The documents claim the previous Jeep dealer in that area was underperforming, the premises were “dilapidated” and the suburbs concerned were prime targets for Jeep sales.
It is alleged Mr Campbell was urged by the global boss of Jeep to expedite the growth of the dealer network.
“The direction was oral at a monthly Management Group meeting in Shanghai in which, in the presence of other Chrysler … executives, Mike Manley told Campbell that FCA was not going fast enough and needed to match Kia and Volkswagen in volume,” the court documents state.
According to the defence document: “Campbell replied that Kia and Volkswagen had more dealerships and FCA was trying to expand its dealership network. Manley said words to the effect: ‘I’m sick of this excuse. Get 100 dealerships by June next year or you’re out of a job. I don’t care how you do it, I don’t care how much it costs, just get it done. All your marketing is being wasted if you do not have a dealer network to deliver on it’.”
The defence document claims international management knew Mr Campbell’s superannuation fund owned a commercial property in Strathfield that was subsequently rented to FCA for its NSW state office.
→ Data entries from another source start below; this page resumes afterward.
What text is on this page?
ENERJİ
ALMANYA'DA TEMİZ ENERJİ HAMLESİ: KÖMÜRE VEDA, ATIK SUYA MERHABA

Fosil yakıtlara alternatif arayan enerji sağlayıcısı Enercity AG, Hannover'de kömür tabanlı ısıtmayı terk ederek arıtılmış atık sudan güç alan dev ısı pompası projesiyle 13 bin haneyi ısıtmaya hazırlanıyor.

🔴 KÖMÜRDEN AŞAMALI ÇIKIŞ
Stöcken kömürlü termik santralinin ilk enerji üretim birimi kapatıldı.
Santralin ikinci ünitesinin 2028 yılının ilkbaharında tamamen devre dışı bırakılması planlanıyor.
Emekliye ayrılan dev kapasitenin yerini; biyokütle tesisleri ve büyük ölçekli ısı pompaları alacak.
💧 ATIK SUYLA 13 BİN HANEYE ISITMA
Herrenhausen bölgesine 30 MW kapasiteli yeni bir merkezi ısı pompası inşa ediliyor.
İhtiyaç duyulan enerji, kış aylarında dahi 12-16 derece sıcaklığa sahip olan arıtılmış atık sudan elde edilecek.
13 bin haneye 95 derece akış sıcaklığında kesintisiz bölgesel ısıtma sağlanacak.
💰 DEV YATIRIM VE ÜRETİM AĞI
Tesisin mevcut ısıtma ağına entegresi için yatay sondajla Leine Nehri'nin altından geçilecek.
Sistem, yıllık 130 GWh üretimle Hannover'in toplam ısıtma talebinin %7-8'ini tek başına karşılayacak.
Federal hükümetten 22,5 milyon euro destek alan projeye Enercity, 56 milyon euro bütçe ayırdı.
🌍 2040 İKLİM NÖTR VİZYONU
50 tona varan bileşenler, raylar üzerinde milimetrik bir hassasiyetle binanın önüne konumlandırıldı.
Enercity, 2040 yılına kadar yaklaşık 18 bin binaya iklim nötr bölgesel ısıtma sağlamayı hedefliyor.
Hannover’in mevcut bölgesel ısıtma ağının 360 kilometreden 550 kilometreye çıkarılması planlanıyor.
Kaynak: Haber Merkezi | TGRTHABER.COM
Mr Campbell was “authorised and directed by his superiors to cause FCA to enter into the Strathfield Sub-Lease”, the court document states.
“In a conversation in a meeting at FCA’s Port Melbourne premises, Clyde Campbell told John Kett of the Strathfield Premises and proposed to Kett that he (Campbell) would buy the Strathfield Property and lease it to FCA, which Kett approved,” the court document alleges.
The defence papers continued: “FCA would enter into 10 consecutive 1-year leases before Campbell’s departure, and Manley said provided (Mr Campbell’s successor Veronica) Johns thought the premises suitable he did not see any problem.”
Campbell alleges that management was similarly made aware of the multi-million dollar contract to use the rural Victorian resort Villa Gusto as a retreat for VIP customers for 240 days a year.
“Kett raised no objection or protest during the conversation”, the court document alleges, referring to meeting which he claims took place during a media launch for Alfa Romeo in August 2012, which saw Mr Kett, Mr Manley and Mr Campbell arrive by private plane from Melbourne.
“Further, the authorisation and direction was oral in telephone conferences between FCA’s Board of Management and John Kett in which the proposal to enter the Villa Gusto Contract was discussed and Kett said that he agreed and that other Asian country operations would more likely want to bring their customers to an Australian centre than the China centre that Shanghai HQ were considering establishing,” the defence documents allege.
The defence documents claim Mr Campbell “did not have a material personal interest in” sponsorship deals involving a Chris Craft yacht, a private plane, or the construction of Jeep kiosks and “Jeep on a pole” promotional tools.
And nor did Mr Campbell “materially benefit” from a deal with sales trainer and motivational speaker Frank Romano, who was also given a free loan car, fuel card and toll pass as part of his $1.7 million deal as a consultant to FCA.
As reported by News Corp Australia earlier this month, Mr Campbell’s subpoenaed bank statements found Harry Kewell, who signed a $3 million contract to be a Jeep ambassador over three years, had paid Mr Campbell $13,975 in 2013.
“Since identifying Harry Kewell as a suitable candidate for the Jeep Ambassador Program and for sponsorship by FCA, (Mr Campbell) has come to regard Harry Kewell as a friend,” the court documents state.
“The friendship has extended to occasions when he paid personal expenses on behalf of Harry Kewell, for which Harry Kewell subsequently reimbursed him by direct credit to his bank account.”
News Corp Australia has contacted FCA Australia and Mike Manley for comment.
Mr Kett told News Corp Australia: “I’m no longer with FCA and I have no comment to make.”